If you find that the VRAM usage is much lower than expected, then FFN split is likely not working. Splitting FFN requires solving the neuron placement via powerinfer Python module and loading the generated GPU index file, shown in the following lines.

Solving (the result is cached, so this only happens once):

invoking powerinfer Python module to generate gpu split for 12738.39 MiB of VRAM
solver args: Namespace(activation='/nvme2/huggingface/PowerInfer/ReluLLaMA-13B-PowerInfer-GGUF/activation', neuron=13824, capacity=429432, layer=40, vram_capacity=13357166592, batch=256, threshold=0, output='/nvme2/huggingf
ace/PowerInfer/ReluLLaMA-13B-PowerInfer-GGUF/llama-13b-relu.powerinfer.gguf.generated.gpuidx')
...
exported GPU index to /nvme2/huggingface/PowerInfer/ReluLLaMA-13B-PowerInfer-GGUF/llama-13b-relu.powerinfer.gguf.generated.gpuidx

Loading generated or cached GPU index:

llama_model_loader: loaded meta data with 3 key-value pairs and 80 tensors from /nvme2/huggingface/PowerInfer/ReluLLaMA-13B-PowerInfer-GGUF/llama-13b-relu.powerinfer.gguf.generated.gpuidx (version GGUF V3 (latest))
llama_model_loader: - tensor    0:                    blk.0.gpu_idx i32      [ 13824,     1,     1,     1 ]
...
apply_tensors_to_base_model: applying gpu_idx adapter from '/nvme2/huggingface/PowerInfer/ReluLLaMA-13B-PowerInfer-GGUF/llama-13b-relu.powerinfer.gguf.generated.gpuidx' - please wait ...

If you don't any of see these lines, then FFN split is not working. It can be caused by:

  • powerinfer Python module is not installed or not activated if you are using a virtual environment
  • There is no activation directory in the model directory, which contains the activation files for solving FFN split

Please refer to Setup and Installation for more information on runtime dependencies and Model Weights for more information on model weights.

Example of runtime flags effect on inference speed benchmark

Please refer to Evaluation for more information on the token generation benchmark on Linux.

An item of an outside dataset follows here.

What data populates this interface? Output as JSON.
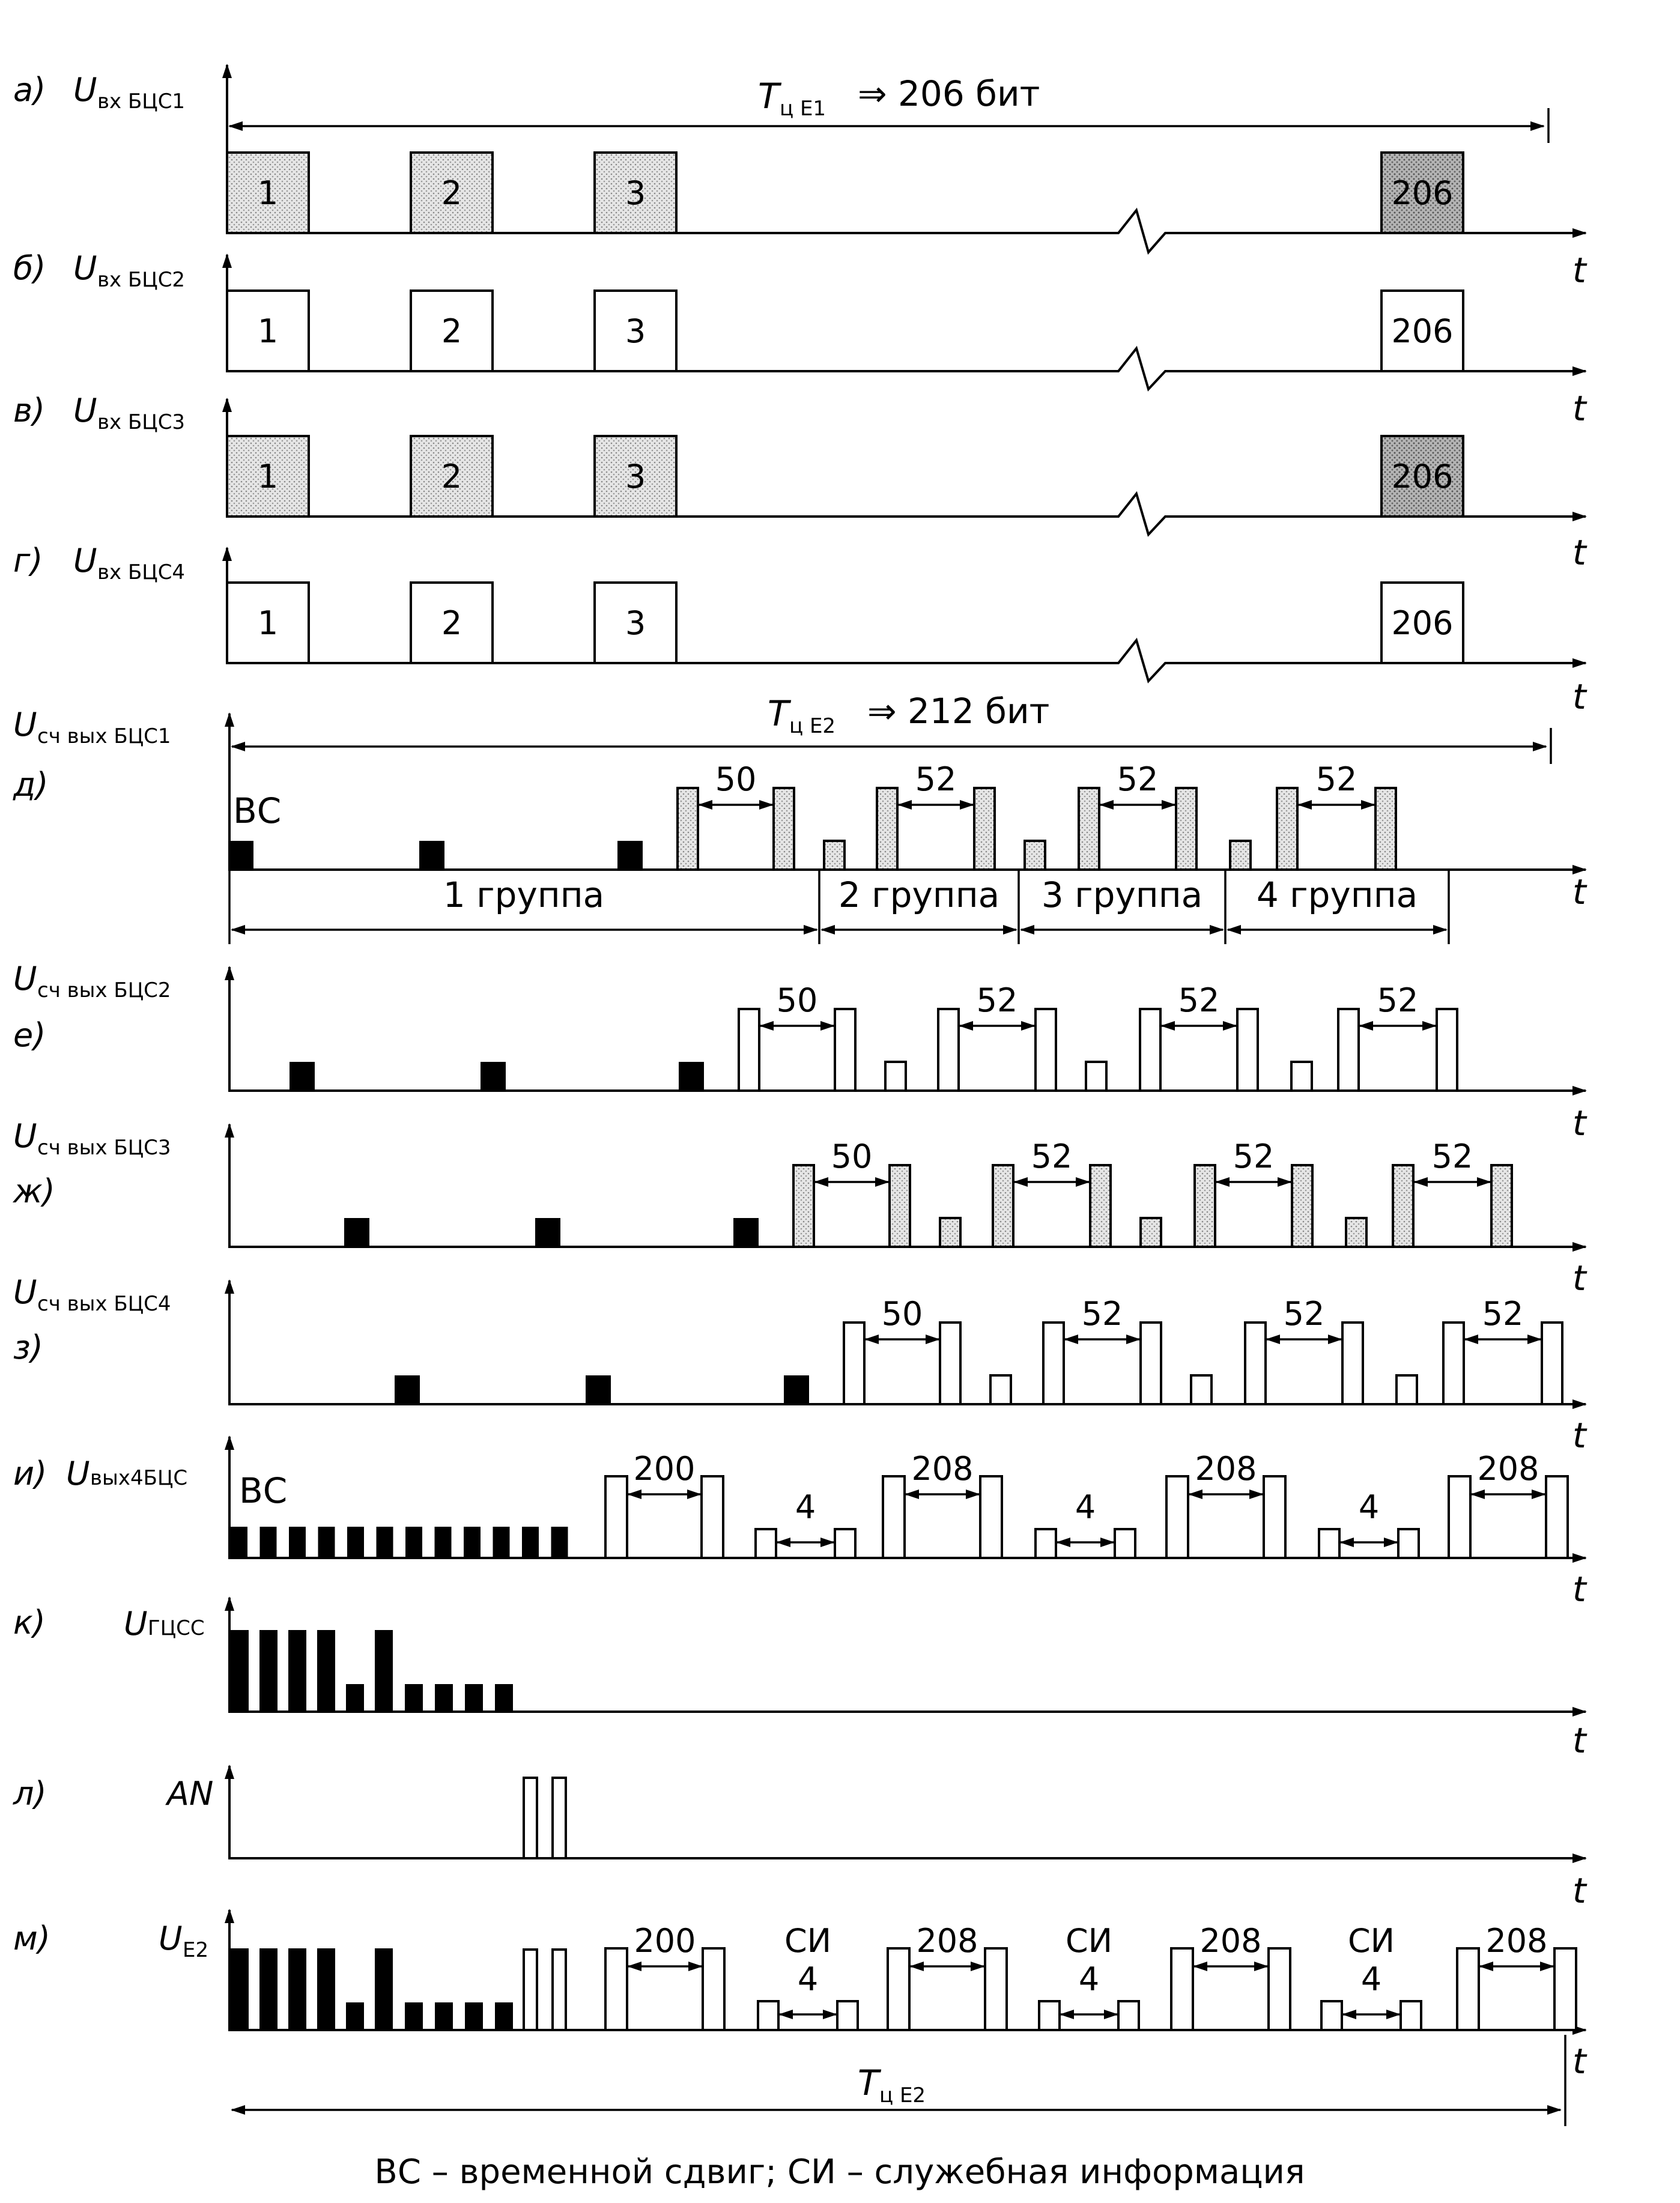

For Windows, we have tested PowerInfer/ReluLLaMA-13B-PowerInfer-GGUF on a machine with the following specs:

GPU: Nvidia RTX 2080Ti (11GB VRAM) CPU: Intel i7-13700 RAM: 64GB DDR4, 3200MHz

Run command: .\build\bin\Release\main.exe -m path\to\model -n 64 -p "Once upon a time" [additional benchmark flags]

Result:

command tokens/second (higher is better)
[no additional flags] 4.05
-t 8 4.27

CPU affinity and hybrid architecture

PowerInfer achieves the best performance on CPUs of hybrid architecture (big.LITTLE) when it is running on all CPU performance cores (P cores). On such hardware, we recommend setting -t --threads with the available number of P cores.

We found that Windows sometimes are not able to schedule threads on P cores and forfeits generation performance. If you find the token generation speed unstable, or the utilization of P cores is low, you can try to set CPU affinity manually with Start-Process in PowerShell like this example on 12th Gen Core i7 (8 P cores):

Start-Process -FilePath path\to\main.exe -ArgumentList "-m", "path\to\model", "-t", "8", "-n", "128", "-p", "`"Once upon a time`"" -NoNewWindow -PassThru -Wait | ForEach-Object { $_.ProcessorAffinity = 0x5555 }

It works like taskset on Linux and sets CPU affinity to P cores only (0x5555 is a bit mask for CPU0,2,4,6,8,10,12,14). Please refer to the docs of Start-Process for more details.